The lymphatic system begins in the tissues with blind-ended lymphatic capillaries that are roughly equivalent in size to, but much less numerous than, regular capillaries. These capillaries are very porous and easily collect large particles accompanied by interstitial fluid. This fluid, called lymph, moves through the converging lymphatic vessels, is filtered through lymph nodes where bacteria and particulate matter are removed, and ultimately reenters the circulatory system near the point where the peripheral venous blood enters the right heart.
Flow of lymph from the tissues toward the entry point into the circulatory system is promoted by two factors: (1) increases in tissue interstitial pressure (due to fluid accumulation or due to movement of surrounding tissue) and (2) contractions of the lymphatic vessels themselves. Valves located in these vessels also prevent backward flow.
Roughly 2.5 L of lymphatic fluid enters the cardiovascular system each day. In the steady state, this indicates a total body net transcapillary fluid filtration rate of 2.5 L/day. When compared with the total amount of blood that circulates each day (approximately 7000 L), this may seem like an insignificant amount of net capillary fluid leakage. However, lymphatic blockage is a very serious problem and is accompanied by severe tissue swelling. Thus, the lymphatics play a critical role in keeping the interstitial protein concentration low and in removing excess capillary filtrate from the tissues.
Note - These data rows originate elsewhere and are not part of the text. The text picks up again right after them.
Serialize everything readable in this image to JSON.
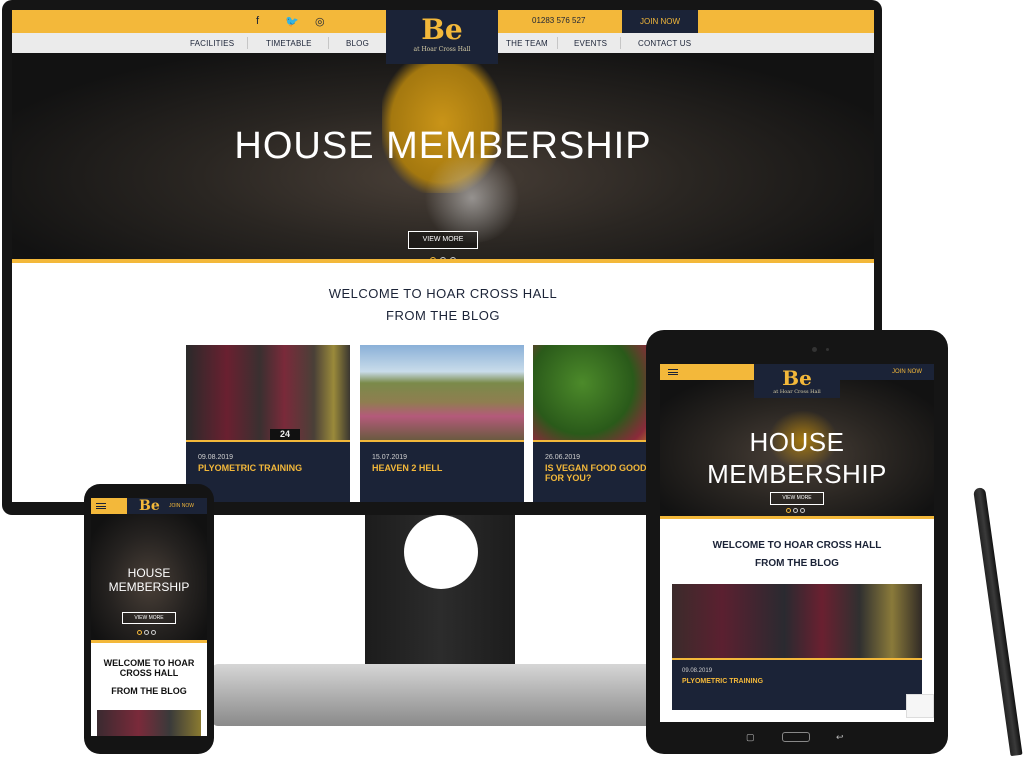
{
  "desktop": {
    "social_icons": [
      "facebook-icon",
      "twitter-icon",
      "instagram-icon"
    ],
    "social_glyphs": [
      "f",
      "🐦",
      "◎"
    ],
    "phone": "01283 576 527",
    "join": "JOIN NOW",
    "nav": [
      "FACILITIES",
      "TIMETABLE",
      "BLOG",
      "THE TEAM",
      "EVENTS",
      "CONTACT US"
    ],
    "logo_mark": "Be",
    "logo_sub": "at Hoar Cross Hall",
    "hero_title": "HOUSE MEMBERSHIP",
    "hero_button": "VIEW MORE",
    "welcome": "WELCOME TO HOAR CROSS HALL",
    "from_blog": "FROM THE BLOG",
    "posts": [
      {
        "date": "09.08.2019",
        "title": "PLYOMETRIC TRAINING"
      },
      {
        "date": "15.07.2019",
        "title": "HEAVEN 2 HELL"
      },
      {
        "date": "26.06.2019",
        "title": "IS VEGAN FOOD GOOD FOR YOU?"
      }
    ],
    "box_number": "24"
  },
  "phone": {
    "logo_mark": "Be",
    "join": "JOIN NOW",
    "hero_title": "HOUSE MEMBERSHIP",
    "hero_button": "VIEW MORE",
    "welcome": "WELCOME TO HOAR CROSS HALL",
    "from_blog": "FROM THE BLOG"
  },
  "tablet": {
    "logo_mark": "Be",
    "logo_sub": "at Hoar Cross Hall",
    "join": "JOIN NOW",
    "hero_title": "HOUSE MEMBERSHIP",
    "hero_button": "VIEW MORE",
    "welcome": "WELCOME TO HOAR CROSS HALL",
    "from_blog": "FROM THE BLOG",
    "post": {
      "date": "09.08.2019",
      "title": "PLYOMETRIC TRAINING"
    }
  },
  "colors": {
    "navy": "#1b2337",
    "gold": "#f3b83a",
    "light_grey": "#ebebeb"
  }
}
1 These factors are combined in an equation (Fick’s first law of diffusion) that describes the rate of diffusion (Ẋd) of a substance X across a barrier: Ẋd = DA(Δ[X]/ΔL) where D, A, Δ[X], and ΔL represent the diffusion coefficient, surface area, concentration difference, and diffusion distance, respectively.
2 Pores, as such, are not readily apparent in electron micrographs of capillary endothelial cells. Most believe the pores are either clefts in the junctions between endothelial cells or perhaps specialized channels through the membrane.
3 The precise mechanism responsible for this size selectivity remains controversial. It may stem from the actual physical dimensions of the “pores,” or it may represent the filtering properties of a fiber matrix that either covers or fills the pores.
4 A family of specialized transmembrane proteins, aquaporins, is found in endothelial cells throughout the vasculature and may play important roles in regulating water permeability through this barrier in some vascular bed such as the brain, lungs, and kidney.
5 The word “particles” in this sentence is very important to notice. For example, the “normal saline” solution used in medical practice is 150 mM NaCl. However, normal saline actually contains 300 milliosmoles/liter of dissolved particles because NaCl completely dissociates into Na+ and Cl− ions in water.
6 The preceding is a simplified description of the effect of plasma proteins on transcapillary fluid movement. A more thorough analysis would include some additional factors (called Gibbs–Donnan effects) caused by the fact that proteins in solution carry multiple electrical charges. These nuances do not change the basic fact that plasma proteins create an osmotic force favoring fluid reabsorption across capillary walls.
7 After the British physiologist Ernest Starling (1866–1927).